If you’ve loaded an AWQ-quantized model from Hugging Face (like Qwen2.5-VL-3B-Instruct-AWQ
), you might have noticed something confusing:
👉 Hugging Face says the model has ~0.9B parameters, but the architecture is supposed to be 3B parameters. What’s going on?

What AWQ Does
AWQ (Activation-aware Weight Quantization) is a method to shrink large models:
- A normal model stores weights in 16-bit floating point (FP16/BF16).
- AWQ compresses those same weights into 4-bit integers, plus a few small helper tensors for scaling.
- On disk, this cuts memory by ~4× while keeping accuracy high.
⚡ Important: AWQ does not change the model architecture — the number of neurons and connections stay the same.
Why Hugging Face Reports Fewer Parameters
Here’s the trick: Hugging Face counts the raw tensors inside the .safetensors
files, not the logical architecture.
- In FP16, every weight is stored directly, so counting tensor elements = true parameters.
- In AWQ, weights are packed:
- A big matrix like
[4096 × 4096]
isn’t stored as 16M floats. - Instead, it’s compressed into fewer
int32
blocks (qweight
), plus tinyscale
andzero
tensors.
- A big matrix like
- If you just add up the stored tensor elements, you get a much smaller number — in our example, ~0.9B instead of 3B.
So Hugging Face isn’t “wrong” — it’s just reporting compressed storage elements, not logical model parameters.
Counting Both: Compressed vs Logical
Here’s a simple script that shows both numbers side by side.

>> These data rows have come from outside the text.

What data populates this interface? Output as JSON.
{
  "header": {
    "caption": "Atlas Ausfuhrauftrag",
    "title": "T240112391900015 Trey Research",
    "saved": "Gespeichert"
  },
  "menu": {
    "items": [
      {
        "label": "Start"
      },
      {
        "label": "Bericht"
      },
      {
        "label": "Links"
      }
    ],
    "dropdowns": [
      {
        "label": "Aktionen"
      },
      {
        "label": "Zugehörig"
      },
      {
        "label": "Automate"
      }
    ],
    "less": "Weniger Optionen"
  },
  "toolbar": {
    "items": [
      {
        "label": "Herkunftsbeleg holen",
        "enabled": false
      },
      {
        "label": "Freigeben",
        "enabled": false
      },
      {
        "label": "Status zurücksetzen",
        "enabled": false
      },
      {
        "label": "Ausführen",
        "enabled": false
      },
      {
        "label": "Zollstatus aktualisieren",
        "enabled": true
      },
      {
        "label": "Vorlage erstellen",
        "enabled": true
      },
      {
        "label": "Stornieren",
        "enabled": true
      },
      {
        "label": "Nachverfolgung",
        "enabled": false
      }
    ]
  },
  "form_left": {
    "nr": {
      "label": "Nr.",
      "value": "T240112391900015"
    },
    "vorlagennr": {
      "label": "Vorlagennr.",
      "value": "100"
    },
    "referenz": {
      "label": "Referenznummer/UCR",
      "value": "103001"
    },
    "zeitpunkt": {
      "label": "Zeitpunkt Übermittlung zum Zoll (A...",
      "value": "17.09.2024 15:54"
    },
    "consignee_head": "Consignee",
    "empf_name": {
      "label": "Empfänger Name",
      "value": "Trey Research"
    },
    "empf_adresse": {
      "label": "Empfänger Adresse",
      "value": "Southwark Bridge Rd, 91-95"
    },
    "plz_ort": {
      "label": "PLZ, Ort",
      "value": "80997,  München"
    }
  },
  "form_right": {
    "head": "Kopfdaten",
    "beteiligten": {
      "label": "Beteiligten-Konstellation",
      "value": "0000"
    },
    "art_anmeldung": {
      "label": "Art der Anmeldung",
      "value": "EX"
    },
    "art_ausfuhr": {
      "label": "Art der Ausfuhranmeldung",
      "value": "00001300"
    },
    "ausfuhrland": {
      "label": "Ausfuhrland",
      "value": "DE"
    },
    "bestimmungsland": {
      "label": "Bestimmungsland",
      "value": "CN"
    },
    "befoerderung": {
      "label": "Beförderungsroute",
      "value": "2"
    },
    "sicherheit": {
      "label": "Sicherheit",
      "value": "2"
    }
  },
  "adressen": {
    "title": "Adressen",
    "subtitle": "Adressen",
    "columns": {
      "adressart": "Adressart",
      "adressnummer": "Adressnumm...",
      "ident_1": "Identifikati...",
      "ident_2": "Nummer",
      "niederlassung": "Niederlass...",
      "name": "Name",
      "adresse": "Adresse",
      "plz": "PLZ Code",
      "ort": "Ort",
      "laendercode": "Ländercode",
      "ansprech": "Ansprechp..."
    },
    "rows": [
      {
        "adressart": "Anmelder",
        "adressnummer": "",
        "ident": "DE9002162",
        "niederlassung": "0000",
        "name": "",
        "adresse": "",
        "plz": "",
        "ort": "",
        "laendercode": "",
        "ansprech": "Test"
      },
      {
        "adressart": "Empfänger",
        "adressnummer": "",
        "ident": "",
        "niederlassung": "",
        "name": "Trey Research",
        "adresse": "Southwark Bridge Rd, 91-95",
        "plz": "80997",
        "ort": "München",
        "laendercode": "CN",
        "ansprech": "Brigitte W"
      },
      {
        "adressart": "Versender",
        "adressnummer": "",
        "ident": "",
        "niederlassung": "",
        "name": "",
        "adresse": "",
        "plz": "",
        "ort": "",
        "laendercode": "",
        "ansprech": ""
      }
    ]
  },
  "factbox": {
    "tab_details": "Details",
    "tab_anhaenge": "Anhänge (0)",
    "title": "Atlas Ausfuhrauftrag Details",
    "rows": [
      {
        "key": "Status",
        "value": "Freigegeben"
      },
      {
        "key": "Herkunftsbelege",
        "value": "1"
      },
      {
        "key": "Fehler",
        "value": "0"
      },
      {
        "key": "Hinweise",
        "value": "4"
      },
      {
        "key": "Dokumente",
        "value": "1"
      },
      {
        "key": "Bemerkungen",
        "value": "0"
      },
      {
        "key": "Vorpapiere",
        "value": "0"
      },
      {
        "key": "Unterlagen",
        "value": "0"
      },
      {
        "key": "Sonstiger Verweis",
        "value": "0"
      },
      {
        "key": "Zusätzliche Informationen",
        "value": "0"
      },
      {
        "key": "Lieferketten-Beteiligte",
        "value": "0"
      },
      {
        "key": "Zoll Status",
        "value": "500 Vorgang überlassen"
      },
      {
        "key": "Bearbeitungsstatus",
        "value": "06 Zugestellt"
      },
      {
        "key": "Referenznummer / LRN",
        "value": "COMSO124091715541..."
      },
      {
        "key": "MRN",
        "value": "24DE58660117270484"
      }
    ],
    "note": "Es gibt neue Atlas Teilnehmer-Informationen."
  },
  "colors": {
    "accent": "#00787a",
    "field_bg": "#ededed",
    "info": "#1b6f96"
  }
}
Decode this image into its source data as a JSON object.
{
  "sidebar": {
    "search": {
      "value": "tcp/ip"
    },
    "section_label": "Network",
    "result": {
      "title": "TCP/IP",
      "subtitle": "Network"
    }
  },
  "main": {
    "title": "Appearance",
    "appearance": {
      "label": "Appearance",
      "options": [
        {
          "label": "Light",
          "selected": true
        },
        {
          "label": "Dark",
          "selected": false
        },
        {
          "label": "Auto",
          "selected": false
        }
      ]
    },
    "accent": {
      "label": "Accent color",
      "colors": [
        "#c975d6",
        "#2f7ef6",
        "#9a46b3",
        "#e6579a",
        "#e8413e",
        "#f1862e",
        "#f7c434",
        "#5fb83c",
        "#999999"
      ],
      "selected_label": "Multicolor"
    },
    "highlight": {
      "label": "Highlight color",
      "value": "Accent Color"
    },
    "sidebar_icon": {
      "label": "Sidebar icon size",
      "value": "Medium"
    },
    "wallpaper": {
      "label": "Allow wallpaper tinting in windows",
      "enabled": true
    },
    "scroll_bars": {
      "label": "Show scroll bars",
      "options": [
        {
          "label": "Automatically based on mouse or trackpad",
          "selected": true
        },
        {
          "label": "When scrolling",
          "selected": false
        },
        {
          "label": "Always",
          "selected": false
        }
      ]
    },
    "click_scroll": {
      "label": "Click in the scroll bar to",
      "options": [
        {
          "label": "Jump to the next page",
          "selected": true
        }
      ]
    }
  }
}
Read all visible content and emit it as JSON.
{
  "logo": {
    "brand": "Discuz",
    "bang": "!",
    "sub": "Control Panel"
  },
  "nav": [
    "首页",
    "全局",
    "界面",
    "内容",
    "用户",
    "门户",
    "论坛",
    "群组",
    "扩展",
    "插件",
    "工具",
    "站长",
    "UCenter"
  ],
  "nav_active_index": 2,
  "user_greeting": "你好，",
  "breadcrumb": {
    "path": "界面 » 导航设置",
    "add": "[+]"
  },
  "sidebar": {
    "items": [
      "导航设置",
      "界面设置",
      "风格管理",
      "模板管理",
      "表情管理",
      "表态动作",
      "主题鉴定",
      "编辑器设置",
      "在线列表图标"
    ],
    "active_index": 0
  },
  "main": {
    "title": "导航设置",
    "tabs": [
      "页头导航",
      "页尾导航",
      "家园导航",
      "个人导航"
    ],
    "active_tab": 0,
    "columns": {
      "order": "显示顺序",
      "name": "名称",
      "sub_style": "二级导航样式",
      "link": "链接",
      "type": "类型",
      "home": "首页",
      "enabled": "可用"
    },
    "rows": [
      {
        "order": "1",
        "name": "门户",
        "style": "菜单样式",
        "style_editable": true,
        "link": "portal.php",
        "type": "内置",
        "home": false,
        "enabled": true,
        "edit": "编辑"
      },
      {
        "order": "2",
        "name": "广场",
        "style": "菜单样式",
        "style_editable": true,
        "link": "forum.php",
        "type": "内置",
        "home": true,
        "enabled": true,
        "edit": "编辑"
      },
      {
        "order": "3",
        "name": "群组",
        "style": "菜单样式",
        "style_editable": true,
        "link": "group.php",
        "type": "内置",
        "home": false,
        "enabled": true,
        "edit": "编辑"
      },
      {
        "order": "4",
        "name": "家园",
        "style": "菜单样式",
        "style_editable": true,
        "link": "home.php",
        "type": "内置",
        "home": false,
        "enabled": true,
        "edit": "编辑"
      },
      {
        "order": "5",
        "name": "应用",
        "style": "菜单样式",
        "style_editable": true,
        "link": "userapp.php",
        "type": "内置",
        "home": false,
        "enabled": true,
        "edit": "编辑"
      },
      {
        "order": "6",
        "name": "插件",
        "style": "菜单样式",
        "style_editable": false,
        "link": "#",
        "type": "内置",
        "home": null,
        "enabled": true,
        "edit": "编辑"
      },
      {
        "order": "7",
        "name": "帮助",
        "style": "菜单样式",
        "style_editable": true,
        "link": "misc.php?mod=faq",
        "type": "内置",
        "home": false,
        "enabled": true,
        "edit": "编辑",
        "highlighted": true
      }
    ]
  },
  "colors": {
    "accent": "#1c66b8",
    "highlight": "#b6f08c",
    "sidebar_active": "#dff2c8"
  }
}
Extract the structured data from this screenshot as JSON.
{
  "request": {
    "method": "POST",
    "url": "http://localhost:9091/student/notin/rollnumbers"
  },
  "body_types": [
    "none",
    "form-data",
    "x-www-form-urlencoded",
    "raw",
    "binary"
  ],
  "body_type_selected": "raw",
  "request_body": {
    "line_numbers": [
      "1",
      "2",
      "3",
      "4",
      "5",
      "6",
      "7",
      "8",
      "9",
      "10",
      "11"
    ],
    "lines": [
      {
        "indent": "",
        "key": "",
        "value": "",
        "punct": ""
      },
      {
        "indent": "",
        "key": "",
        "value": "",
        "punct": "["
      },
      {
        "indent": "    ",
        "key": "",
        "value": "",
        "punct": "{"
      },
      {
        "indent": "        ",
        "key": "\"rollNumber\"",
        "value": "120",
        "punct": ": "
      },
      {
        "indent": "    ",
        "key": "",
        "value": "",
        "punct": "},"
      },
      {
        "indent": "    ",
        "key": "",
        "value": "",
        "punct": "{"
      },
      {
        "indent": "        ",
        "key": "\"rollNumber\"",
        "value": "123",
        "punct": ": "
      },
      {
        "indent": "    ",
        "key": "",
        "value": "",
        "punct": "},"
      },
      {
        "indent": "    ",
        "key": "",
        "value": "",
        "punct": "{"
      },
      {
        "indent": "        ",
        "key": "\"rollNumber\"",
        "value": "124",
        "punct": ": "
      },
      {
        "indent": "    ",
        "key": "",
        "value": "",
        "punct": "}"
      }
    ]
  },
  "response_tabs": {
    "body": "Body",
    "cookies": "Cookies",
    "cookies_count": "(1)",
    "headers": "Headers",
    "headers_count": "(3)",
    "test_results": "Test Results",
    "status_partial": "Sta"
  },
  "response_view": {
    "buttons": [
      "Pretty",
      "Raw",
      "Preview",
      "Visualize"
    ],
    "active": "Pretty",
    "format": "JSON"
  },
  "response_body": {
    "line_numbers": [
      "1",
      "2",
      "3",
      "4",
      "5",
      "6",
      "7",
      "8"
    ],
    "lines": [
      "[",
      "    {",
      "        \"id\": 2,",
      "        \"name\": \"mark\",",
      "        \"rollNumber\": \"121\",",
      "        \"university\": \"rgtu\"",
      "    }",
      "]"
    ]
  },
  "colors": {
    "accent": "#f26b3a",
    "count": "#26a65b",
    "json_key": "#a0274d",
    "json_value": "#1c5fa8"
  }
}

def count_compressed_params(model): """ Count the raw elements of tensors stored in the checkpoint. This matches what Hugging Face Hub shows for AWQ models. """ return sum(p.numel() for p in model.parameters()) def count_logical_params_awq(model): """ Reconstruct the true architectural parameter count. For each Linear layer: in_features * out_features (+ bias). This is the real size of the model. """ total = 0 for m in model.modules(): if hasattr(m, "in_features") and hasattr(m, "out_features"): total += m.in_features * m.out_features if getattr(m, "bias", None) is not None: total += m.out_features return total # Example from transformers import AutoModelForImageTextToText model_id = "Qwen/Qwen2.5-VL-3B-Instruct-AWQ" model = AutoModelForImageTextToText.from_pretrained( model_id, device_map="auto", trust_remote_code=True ) compressed = count_compressed_params(model) logical = count_logical_params_awq(model) print(f"Compressed storage parameters: {compressed/1e9:.2f}B") print(f"Logical architecture parameters: {logical/1e9:.2f}B")
Run the above code on Colab, you’ll see something like:
Compressed storage parameters: 0.98B Logical architecture parameters: 3.75B
🔎 Why the First Number Isn’t the Real Parameter Count
- Compressed storage count
- AWQ packs weights into
qweight
(int32 blocks) +scales
+zeros
. - Each int32 holds 8 × 4-bit weights, so the tensor has fewer elements.
- Hugging Face just sums those stored elements → smaller number.
- AWQ packs weights into
- Logical parameter count
- The architecture hasn’t changed: every linear layer still has
in_features × out_features
weights. - When you reconstruct this, you see the true size (~3B).
- This is the number that actually describes the model’s capacity.
- The architecture hasn’t changed: every linear layer still has
✅ Takeaway
- Hugging Face’s “Params” field for AWQ models = compressed storage size.
- The real model size = logical parameter count (unchanged by AWQ).
- Don’t be surprised if a “3B” model looks like 0.9B on the Hub — it’s still a 3B model under the hood.
🔑 In short:
AWQ saves memory by packing weights, and Hugging Face reports what’s stored on disk. But the model you’re running still has the same number of neurons and connections as the full-precision version.
Would you like me to add a diagram (like a weight matrix before and after AWQ packing) to make this even more intuitive for non-engineers?